Zimbabwe probably forfeited their place in the Coca Cola Cup final when they lost to India by four wickets at the Queen's Sports Club in Bulawayo on Wednesday. They put up a spirited fight against a rather below-par Indian team, but luck was definitely against them on this day.
First, they suffered a serious body blow with the withdrawal of captain Heath Streak due to an abdominal strain. For the third successive match, Zimbabwe had a different captain. Guy Whittall took over the reins for the first time but the home team were without their two world-class players as Andy Flower is still injured. India, for their part, were without the injured VVS Laxman.
Cricket did its usual job of attracting the rain overnight, and although the morning dawned clear, the start of the match was delayed for 15 minutes to ensure that parts of the field had dried out. Although the pitch was hard and firm, it had quite a bit of grass and was slightly damp on top, so once again it was a very important toss to win.
And once again the inflexible rule stands: if the toss is important, Zimbabwe will lose it. Sourav Ganguly had no hesitation in putting Zimbabwe in to bat again.
Zimbabwe lost Campbell (2) almost immediately, driving Zaheer Khan straight to mid-off without employing any footwork. In the same over Stuart Carlisle (0) played back to a superb full-length delivery that cut back sharply and trapped him lbw. At 7 for two, it looked like the same old story for Zimbabwe. Khan's wickets, though, came off rare good balls in an erratic spell that conceded a number of extras. Ashish Nehra was similarly profligate.
The first four only came in the tenth over, when Craig Wishart cracked Khan past mid-off. Dion Ebrahim, though far from fluent, hung on and survived three chances, two difficult and one a simple return catch to Ajit Agarkar, before reaching double figures. Gradually he found his touch, and he and Wishart produced a splendid fighting partnership for Zimbabwe.
Wishart (46) spoilt a fine innings with a tame catch to mid-off off Ganguly to make Zimbabwe 94 for three. The 100 came up in the 28th over, but Ebrahim (42) fell soon afterwards, lbw hitting across the line to Khan, who was reaping unexpected dividends from erratic bowling. He finished with rather flattering figures of four for 43.
With the end of the innings in sight, Grant Flower and Whittall struggled to keep the score moving at an acceptable rate. Khan struck again to have Flower (45) caught at mid-off just as they were coming to terms with their task. Andy Blignaut hit 11 off nine balls before being well caught at long-on by Harbhajan Singh off Agarkar from a huge skier, while Whittall ran to his fifty off 52 balls.

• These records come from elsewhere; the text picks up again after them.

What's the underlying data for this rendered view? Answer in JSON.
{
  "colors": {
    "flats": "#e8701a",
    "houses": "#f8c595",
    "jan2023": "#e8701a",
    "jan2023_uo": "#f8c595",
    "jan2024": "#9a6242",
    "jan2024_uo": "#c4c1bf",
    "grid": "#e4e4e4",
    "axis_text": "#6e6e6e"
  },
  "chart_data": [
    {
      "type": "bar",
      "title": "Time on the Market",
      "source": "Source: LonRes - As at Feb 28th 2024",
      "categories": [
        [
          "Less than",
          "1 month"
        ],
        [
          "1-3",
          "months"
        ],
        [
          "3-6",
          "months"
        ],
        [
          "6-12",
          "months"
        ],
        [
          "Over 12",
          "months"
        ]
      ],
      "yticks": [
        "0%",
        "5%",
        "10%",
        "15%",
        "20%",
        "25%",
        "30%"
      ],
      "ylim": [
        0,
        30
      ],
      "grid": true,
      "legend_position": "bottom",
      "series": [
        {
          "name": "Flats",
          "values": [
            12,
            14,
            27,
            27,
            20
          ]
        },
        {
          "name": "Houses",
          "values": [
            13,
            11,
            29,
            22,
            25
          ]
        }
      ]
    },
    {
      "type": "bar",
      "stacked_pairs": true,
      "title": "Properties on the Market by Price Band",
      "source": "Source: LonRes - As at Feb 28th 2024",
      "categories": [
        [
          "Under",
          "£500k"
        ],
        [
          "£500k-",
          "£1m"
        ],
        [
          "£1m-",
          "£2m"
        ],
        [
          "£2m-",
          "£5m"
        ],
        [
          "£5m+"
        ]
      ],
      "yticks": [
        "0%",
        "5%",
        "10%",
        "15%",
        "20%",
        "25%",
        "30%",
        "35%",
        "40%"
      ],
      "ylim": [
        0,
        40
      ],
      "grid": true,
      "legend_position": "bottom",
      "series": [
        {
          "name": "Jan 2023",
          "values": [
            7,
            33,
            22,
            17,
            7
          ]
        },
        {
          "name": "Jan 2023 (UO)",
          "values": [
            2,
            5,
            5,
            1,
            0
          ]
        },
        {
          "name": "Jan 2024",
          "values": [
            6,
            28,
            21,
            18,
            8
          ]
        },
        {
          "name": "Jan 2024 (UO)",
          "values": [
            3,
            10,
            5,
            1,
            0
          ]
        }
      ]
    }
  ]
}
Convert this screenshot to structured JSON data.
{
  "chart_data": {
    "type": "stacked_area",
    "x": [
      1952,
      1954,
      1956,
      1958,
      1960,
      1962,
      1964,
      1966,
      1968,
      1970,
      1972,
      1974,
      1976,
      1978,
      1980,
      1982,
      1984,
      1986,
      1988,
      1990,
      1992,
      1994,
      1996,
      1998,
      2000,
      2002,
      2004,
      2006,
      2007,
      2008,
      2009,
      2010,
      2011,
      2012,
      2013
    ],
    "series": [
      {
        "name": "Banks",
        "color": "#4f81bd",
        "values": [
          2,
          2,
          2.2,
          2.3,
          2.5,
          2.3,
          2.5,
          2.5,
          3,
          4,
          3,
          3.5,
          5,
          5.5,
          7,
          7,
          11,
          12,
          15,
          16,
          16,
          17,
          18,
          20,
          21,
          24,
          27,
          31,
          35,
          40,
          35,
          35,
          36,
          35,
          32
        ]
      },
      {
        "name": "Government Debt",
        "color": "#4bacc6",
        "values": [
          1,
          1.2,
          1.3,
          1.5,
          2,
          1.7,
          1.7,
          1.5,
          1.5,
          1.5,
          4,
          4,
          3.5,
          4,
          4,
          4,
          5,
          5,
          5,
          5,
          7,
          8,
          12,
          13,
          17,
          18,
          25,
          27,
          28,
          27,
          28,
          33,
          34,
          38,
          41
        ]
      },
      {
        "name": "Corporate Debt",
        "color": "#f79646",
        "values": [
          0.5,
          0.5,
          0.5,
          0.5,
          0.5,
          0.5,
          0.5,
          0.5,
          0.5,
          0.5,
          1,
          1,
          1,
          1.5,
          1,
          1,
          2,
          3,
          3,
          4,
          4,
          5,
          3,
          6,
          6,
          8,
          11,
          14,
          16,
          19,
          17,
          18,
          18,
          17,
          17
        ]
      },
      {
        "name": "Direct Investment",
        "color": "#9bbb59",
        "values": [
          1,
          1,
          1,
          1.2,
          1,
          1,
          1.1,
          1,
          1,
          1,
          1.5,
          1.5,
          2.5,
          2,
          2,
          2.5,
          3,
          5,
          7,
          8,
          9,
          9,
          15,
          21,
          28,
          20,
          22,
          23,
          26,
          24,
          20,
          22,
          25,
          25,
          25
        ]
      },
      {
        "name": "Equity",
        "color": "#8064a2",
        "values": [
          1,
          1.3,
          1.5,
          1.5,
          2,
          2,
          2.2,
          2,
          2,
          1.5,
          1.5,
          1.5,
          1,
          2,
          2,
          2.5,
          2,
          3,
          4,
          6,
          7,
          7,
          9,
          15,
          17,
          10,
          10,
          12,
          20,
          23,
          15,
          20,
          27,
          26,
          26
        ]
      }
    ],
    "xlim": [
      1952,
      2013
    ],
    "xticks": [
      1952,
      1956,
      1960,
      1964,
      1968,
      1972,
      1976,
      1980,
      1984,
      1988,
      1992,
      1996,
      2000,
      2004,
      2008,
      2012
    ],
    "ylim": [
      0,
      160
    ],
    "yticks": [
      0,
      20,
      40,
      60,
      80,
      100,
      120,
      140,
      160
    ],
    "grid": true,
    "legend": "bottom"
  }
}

As many as 85 runs came in the final ten overs. Whittall finished on 58 and Zimbabwe ended with the fighting total of 234 for six. India had caused to be disappointed with the inability of their bowlers to exploit the conditions - 28 extras were conceded - but against an attack without Streak they were still considered favourites.
India began slowly, but in Blignaut's third over Ganguly unleashed two handsome drives for four, one through the covers and the other straight. It was not until the tenth over, though, that he reached double figures for the first time in an international match on this tour. Tendulkar (9) fell first this time, caught low in the covers off Strang when playing an uppish drive; he seemed strangely out of touch on this occasion.
Strang, ignored by the selectors until Streak's temporary resignation led to a change in policy, was to keep the Indians quiet with an opening spell of eight overs for 16 runs, but none of the other bowlers was able to exert similar pressure. Zimbabwe fielded heroically but were unable to stem the tide as India accelerated. Then Mongia (37) swung David Mutendera to square leg and was superbly taken by Whittall; India were 91 for two in the 26th over.
Ganguly reached his fifty by hammering Whittall for a four to long-on and then swung him over midwicket for six. Rahul Dravid too batted aggressively against bowlers not consistent enough to drag them out of their comfort zone, and this pair steadily took Zimbabwe out of the game. The end appeared to be in sight when Ganguly (85) was caught on the midwicket boundary off Flower for an innings that to him must have been like a welcome downpour after a drought. In the same over Hemang Badani was bowled by the first ball he faced.
Dravid reached 50 off 44 balls, whereupon Flower had Shewag (2) caught at long leg and then caught and bowled Sameer Dighe for 9. India were 210 for six in the 46th over and a good finish was still possible. But without Streak, Zimbabwe had no strike bowler and Dravid (72 not out) took them home comfortably with four balls to spare, aided by some lusty blows from Agarkar (13 not out). Flower's four for 44 was his best one-day return.